The study’s findings reinforced the team’s expectations that using attractant reduction and human deterrent strategies together was the most effective way to keep bears away. In cases where only one strategy could be applied, reducing attractants was the most effective.
“These results confirm that the most commonly used management strategies are indeed the most effective,” explains Crevier. “What was really interesting was how the model allowed us to identify attractants that maybe otherwise wouldn’t be considered — like human garbage or large amounts of berries on private land within city limits.”
A bear’s intelligence and memory are largely the reasons why reducing the availability of anthropogenic food is considered more effective than reactive management strategies that aim to deter bears, when used alone.
“Using deterrents like bear bangers may be effective temporarily in that the bear will get frightened and run away, but they won’t be gone for long,” explains Dr. Parrott. “They’ll remember being scared off, but their memories of the good meal will supersede their fear.”
Though Whistler was selected as the study location because of the large number of black bears venturing into town, Crevier says this same type of modelling can be used for communities across Canada experiencing similar issues.
“What’s cool about this model is it allows us to look at how different management strategies interact with each other, and this type of model can also be applied to better understand the movements of other large predators like cougars or wolves,” he adds.
Dr. Parrott stresses it is important to learn how to co-exist with wildlife in a way that’s safe for all — including the animals. While some people may not think twice about a neighbourhood bear being destroyed, the practice has far-reaching implications.

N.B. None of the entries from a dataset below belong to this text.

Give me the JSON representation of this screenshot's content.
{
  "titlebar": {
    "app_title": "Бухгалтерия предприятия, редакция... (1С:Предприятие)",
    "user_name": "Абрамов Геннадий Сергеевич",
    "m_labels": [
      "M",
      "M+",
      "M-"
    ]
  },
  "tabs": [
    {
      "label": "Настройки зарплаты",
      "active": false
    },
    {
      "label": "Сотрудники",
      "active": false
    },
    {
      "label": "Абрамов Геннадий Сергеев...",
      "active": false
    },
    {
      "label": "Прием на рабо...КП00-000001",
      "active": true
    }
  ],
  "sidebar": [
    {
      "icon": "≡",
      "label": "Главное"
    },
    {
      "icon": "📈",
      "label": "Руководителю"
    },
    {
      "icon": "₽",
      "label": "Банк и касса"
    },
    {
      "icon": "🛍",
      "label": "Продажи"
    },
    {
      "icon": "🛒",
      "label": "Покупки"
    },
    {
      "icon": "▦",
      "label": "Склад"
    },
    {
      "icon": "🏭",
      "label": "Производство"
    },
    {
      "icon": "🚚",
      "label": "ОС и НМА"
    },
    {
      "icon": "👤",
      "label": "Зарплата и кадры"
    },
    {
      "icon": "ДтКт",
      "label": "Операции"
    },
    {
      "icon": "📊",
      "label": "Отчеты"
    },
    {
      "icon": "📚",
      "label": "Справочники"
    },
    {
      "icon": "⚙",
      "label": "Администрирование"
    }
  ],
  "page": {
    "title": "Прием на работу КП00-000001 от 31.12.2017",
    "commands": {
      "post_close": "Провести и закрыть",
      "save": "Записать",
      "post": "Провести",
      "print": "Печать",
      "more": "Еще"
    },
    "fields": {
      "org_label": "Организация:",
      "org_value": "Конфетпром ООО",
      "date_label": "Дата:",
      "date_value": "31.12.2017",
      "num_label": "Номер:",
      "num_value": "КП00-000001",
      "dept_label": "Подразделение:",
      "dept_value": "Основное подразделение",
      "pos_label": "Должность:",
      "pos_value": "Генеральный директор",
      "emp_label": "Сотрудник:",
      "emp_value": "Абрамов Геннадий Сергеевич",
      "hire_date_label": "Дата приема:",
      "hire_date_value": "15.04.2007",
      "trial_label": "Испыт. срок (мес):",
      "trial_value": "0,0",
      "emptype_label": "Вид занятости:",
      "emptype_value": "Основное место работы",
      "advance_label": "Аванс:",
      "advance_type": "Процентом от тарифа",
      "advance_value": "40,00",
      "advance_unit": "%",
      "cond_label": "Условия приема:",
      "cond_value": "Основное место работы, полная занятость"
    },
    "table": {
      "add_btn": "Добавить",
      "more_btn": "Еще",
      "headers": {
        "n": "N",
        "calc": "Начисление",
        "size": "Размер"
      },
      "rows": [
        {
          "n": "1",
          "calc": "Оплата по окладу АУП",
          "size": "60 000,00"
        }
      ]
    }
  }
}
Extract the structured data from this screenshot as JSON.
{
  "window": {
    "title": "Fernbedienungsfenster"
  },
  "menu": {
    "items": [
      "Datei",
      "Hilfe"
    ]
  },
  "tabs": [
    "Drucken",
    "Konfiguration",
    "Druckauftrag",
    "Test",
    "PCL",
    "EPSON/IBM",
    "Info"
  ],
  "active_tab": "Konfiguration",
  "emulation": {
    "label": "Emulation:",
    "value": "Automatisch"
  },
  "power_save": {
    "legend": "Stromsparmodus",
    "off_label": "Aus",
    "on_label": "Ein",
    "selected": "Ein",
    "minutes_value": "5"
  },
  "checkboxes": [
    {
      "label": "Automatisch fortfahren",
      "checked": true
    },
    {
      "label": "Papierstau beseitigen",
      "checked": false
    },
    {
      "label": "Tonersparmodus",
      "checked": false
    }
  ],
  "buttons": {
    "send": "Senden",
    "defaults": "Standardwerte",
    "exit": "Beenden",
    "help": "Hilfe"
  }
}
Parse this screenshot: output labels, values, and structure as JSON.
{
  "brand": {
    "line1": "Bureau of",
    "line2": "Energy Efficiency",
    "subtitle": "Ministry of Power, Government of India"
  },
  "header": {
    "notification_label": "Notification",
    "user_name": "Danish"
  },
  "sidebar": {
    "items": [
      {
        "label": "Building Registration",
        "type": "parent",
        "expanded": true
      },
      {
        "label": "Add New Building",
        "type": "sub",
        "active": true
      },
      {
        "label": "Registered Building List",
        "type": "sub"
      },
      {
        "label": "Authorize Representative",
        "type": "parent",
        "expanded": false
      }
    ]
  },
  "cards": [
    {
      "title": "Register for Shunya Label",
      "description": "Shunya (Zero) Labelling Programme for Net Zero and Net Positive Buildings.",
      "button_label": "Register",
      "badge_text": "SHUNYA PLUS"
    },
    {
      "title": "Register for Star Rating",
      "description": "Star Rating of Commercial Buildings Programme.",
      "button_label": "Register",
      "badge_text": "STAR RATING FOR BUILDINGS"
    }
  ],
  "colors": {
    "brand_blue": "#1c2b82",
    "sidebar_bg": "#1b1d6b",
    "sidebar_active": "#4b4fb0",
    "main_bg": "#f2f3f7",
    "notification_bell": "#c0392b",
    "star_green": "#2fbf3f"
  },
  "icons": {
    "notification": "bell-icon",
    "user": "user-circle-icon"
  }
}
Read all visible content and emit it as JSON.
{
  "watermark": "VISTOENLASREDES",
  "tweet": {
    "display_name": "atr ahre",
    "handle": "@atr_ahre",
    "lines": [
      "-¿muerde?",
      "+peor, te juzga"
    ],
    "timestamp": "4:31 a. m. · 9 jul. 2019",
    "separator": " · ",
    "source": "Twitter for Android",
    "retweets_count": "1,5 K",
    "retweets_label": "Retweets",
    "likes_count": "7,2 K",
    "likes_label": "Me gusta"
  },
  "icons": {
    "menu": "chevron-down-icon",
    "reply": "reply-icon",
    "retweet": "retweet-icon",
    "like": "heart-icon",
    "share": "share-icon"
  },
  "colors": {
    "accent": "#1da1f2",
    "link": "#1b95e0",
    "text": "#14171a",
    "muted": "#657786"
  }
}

“We know that bears who tend to come into communities are often juvenile or female bears with cubs, because the large males already have all the ‘good spots’ and have established their territories,” she explains. “That’s cause for concern because it means the females are teaching their cubs techniques to access anthropogenic food. It also means these are the bears who are most often put down, so we’re selectively eliminating a particular part of their population.
The results of this study and similar agent-based models give conservationists another tool in the toolbox to help communities reduce the number of bears entering urban areas, ultimately reducing the number of bears destroyed, and putting the brakes on these problematic trends.”
This study, recently published in Ecological Modelling, was funded by an engage grant from the Natural Sciences and Engineering Research Council of Canada.